The practice points falling out of this case read like an outsourcing primer for customers:


  1. Maintain Your Leverage. It is axiomatic that the customer’s leverage drops sharply the moment after the contract is signed. Since outsourcing arrangements are best viewed as continuous negotiations, the customer is wise to imbed in the agreement opportunities to regroup that lost leverage. Tools such as benchmarking with automatic price adjustments and termination for convenience with a reasonable termination charge, backed by termination assistance requirements, are just two examples of contractual provisions that help re-level the playing field. The Vertex case also makes it clear that exit planning and preserving self-help remedies are essential, since governance and dispute resolution provisions may fail and judicial remedies may fall short. Had Powergen been seeking an injunction to require Vertex to perform, it may have found Justice Tomlinson just as unwilling to grant it relief.

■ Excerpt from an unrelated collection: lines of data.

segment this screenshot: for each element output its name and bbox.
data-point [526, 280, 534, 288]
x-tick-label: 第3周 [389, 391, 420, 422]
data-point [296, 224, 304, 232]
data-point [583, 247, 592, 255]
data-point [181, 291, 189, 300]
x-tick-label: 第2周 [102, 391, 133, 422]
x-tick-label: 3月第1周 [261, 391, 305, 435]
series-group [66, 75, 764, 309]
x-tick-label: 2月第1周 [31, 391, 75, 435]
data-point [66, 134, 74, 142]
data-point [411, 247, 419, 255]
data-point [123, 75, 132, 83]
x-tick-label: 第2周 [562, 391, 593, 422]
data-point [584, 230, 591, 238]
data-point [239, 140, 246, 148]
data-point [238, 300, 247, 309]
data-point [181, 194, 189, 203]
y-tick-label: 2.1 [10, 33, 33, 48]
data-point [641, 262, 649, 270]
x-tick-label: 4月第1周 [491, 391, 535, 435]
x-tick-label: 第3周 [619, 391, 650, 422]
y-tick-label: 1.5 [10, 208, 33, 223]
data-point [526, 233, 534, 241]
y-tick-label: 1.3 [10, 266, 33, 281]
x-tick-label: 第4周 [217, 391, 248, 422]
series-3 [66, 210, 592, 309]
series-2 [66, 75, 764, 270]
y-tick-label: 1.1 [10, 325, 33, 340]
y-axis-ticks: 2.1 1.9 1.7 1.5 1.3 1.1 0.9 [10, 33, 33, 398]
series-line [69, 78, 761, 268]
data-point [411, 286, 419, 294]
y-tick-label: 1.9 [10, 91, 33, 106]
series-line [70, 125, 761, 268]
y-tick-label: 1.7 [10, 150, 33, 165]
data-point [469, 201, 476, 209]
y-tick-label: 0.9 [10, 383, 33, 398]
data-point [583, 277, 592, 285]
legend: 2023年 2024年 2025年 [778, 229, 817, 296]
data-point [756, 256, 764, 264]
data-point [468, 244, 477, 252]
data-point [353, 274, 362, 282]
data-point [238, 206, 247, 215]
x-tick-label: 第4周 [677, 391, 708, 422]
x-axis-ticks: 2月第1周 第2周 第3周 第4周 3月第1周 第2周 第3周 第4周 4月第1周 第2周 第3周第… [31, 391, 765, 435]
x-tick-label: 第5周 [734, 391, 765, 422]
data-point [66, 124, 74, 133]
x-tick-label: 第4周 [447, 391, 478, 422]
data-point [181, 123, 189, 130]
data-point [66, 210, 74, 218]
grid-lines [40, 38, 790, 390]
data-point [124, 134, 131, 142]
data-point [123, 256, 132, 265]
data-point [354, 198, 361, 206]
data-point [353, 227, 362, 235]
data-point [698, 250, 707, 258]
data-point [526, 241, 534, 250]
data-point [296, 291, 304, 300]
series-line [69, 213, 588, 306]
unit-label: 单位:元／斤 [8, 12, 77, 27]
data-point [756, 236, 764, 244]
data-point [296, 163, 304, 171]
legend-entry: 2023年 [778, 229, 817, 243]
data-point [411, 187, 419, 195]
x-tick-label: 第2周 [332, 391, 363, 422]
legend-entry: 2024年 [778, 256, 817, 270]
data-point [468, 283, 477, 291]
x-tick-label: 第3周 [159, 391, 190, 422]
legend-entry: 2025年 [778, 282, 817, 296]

A viable, certain exit strategy and contractual leverage to support negotiated solutions are almost superior to litigation.
  2. Eliminate the Supplier’s Right to Seek an Injunction. Vertex’s request for an injunction must have surprised Powergen. The customer’s principal obligation under the outsourcing contract is to pay the supplier’s fees when due. If the customer doesn’t pay, the supplier doesn’t need to perform. Further, while many of the supplier’s services depend on performance on the customer, the contract usually relieves the supplier if the customer fails to deliver. Moreover, if the contract provides for termination for convenience upon payment of a fee, it would seem that the parties have already agreed that an early termination can be remedied through payment of a fixed sum – a fact that would usually be fatal to a request for an injunction. Accordingly, it is hard to imagine a case where a supplier ought to be entitled to force its customer to perform on pain of contempt of court. To avoid a “Vertex surprise,” customers should consider affirmatively foreclosing the supplier’s ability to seek an injunction. Of course, since the customer is dependant on the supplier’s performance, the customer should retain that right.
  3. Don’t Lightly Leave Important Provisions TBD. Justice Tomlinson made much of the fact that the parties had left certain key service levels “to be determined” later and never agreed upon them. While the effect of that omission on his decision on the injunction is informative, the fact that this gap is raised at all points out the danger of leaving important provisions to another day. In big outsourcing transactions, there is always a practical balance between the pressure to finish negotiations  and the necessity to agree definitively on all key points. Service levels and detailed transition plans are the usual casualties. One unfortunate result of deferral is highlighted in the Vertex case. Of course, contractual perfection in this area is usually too ambitious. Practically, a thoughtful, risk-managed approach to the inevitable gaps – supported by well drafted leverage recovery tools – is a more realistic aim.
  4. Specifically Define the Customer’s Obligations. Much work goes into specifying the obligations of the outsourcing supplier. Typically, much less work is done to specify the customer’s required performances. Where that is the case, customers seeking to force a supplier to perform – or to terminate or seek damages for deficient performance – may find a Justice Tomlinson reluctant to assist them where the scope of customer support required is unclear. As importantly, specific definitions should help head-off claims of unexpected “implied duties” like those made by Vertex.